Info Source: John, Google

Therefore, I am not completely agree with the mentioned link information.

At least in my case, robots.txt is not working for the Search Results.

Why it is indexed with full snippet if it is blocked by robots.txt file?


(Felix Freiberger) #19

The proper reaction is a noindex tag. As I’ve mentioned elsewhere, robots.txt prevents crawling, not indexing – Google will still index the page if it sees links to this page, even though it cannot access it itself.


(Jeff Atwood) #20

And why should I or anyone else care about that distinction?


(Felix Freiberger) #21

Why are we listing files in robots.txt anyways? I thought we did that because we want Google and others to only list real content pages, not pages that we consider too risky (user profiles) or unimportant to show in search results.


(Jeremy M) #22

This is the same reason why I created this thread around the /latest pages which are thin content and shouldn’t be indexed:


(Mittineague) #23

There seems to be two perspectives here.

  1. include paths in robots.txt so search engines won’t crawl or index them while at the site.
  2. include paths in robots.txt so search engines won’t display them in SERPs.
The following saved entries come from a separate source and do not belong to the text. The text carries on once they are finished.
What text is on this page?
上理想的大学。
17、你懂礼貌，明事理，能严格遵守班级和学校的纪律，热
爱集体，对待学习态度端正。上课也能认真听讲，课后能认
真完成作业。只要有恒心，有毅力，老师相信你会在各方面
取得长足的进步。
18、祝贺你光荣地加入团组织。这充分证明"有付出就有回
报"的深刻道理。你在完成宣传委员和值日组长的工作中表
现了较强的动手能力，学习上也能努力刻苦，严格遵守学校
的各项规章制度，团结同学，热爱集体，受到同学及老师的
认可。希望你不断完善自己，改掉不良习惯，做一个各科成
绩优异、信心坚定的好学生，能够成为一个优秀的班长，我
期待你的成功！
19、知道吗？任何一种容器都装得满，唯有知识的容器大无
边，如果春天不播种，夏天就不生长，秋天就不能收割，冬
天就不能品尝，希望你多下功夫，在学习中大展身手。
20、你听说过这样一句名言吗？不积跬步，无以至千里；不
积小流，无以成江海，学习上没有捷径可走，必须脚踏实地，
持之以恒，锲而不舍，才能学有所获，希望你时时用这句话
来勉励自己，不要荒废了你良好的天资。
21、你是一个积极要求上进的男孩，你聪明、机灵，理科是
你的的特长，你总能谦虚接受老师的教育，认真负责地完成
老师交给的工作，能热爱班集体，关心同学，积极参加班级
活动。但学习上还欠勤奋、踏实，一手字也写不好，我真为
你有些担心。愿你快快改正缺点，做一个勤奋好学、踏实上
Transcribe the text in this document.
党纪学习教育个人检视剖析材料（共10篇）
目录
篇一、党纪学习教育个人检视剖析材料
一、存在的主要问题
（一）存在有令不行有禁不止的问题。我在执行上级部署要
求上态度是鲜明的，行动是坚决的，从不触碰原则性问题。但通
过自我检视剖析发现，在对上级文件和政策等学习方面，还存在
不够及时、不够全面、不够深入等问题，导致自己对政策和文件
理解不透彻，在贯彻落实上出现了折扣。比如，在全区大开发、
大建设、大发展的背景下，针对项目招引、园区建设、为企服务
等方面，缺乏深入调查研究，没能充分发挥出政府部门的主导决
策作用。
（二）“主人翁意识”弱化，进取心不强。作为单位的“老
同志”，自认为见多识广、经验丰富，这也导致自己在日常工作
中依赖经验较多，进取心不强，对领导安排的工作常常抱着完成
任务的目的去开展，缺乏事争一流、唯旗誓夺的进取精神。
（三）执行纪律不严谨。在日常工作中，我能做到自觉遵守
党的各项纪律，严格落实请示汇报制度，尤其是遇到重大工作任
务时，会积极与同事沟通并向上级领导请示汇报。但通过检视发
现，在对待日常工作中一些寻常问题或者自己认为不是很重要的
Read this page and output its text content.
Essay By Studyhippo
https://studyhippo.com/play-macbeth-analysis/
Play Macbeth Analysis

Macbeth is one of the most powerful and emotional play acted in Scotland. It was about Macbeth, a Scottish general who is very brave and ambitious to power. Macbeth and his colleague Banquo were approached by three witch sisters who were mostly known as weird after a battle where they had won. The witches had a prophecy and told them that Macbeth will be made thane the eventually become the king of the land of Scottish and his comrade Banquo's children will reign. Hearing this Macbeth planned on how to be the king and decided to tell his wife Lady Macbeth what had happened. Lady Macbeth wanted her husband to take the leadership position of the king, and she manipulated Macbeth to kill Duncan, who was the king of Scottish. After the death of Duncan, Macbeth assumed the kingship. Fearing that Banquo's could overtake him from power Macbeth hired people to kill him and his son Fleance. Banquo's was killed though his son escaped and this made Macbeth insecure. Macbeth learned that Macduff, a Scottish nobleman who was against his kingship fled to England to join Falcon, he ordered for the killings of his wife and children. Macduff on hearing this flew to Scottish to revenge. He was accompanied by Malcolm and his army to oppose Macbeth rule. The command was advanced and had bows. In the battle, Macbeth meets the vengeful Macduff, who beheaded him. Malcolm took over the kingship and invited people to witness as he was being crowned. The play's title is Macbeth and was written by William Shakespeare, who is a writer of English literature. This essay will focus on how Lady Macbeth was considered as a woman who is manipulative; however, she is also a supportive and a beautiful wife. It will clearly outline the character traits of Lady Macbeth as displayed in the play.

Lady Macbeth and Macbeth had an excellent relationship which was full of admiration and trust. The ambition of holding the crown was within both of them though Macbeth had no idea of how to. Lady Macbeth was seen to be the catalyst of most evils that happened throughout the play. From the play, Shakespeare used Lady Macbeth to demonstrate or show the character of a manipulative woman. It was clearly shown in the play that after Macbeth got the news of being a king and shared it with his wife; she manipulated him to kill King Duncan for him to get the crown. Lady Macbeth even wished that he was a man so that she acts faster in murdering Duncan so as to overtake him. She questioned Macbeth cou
As mentioned, the robots.txt file is more a suggestion than a rule. A path that can be found outside of the forum can be followed and indexed.

What would constitute a rule for something to not be displayed in SERPs would be either an HTTP header or a tag in the <head>.

Using robots.txt to limit what is displayed in SERPs works in general but is not a guarantee.

My personal feeling is that by setting various Discourse content so that the everyone group does not have read permission works well in ensuring that content does not get displayed in SERPs.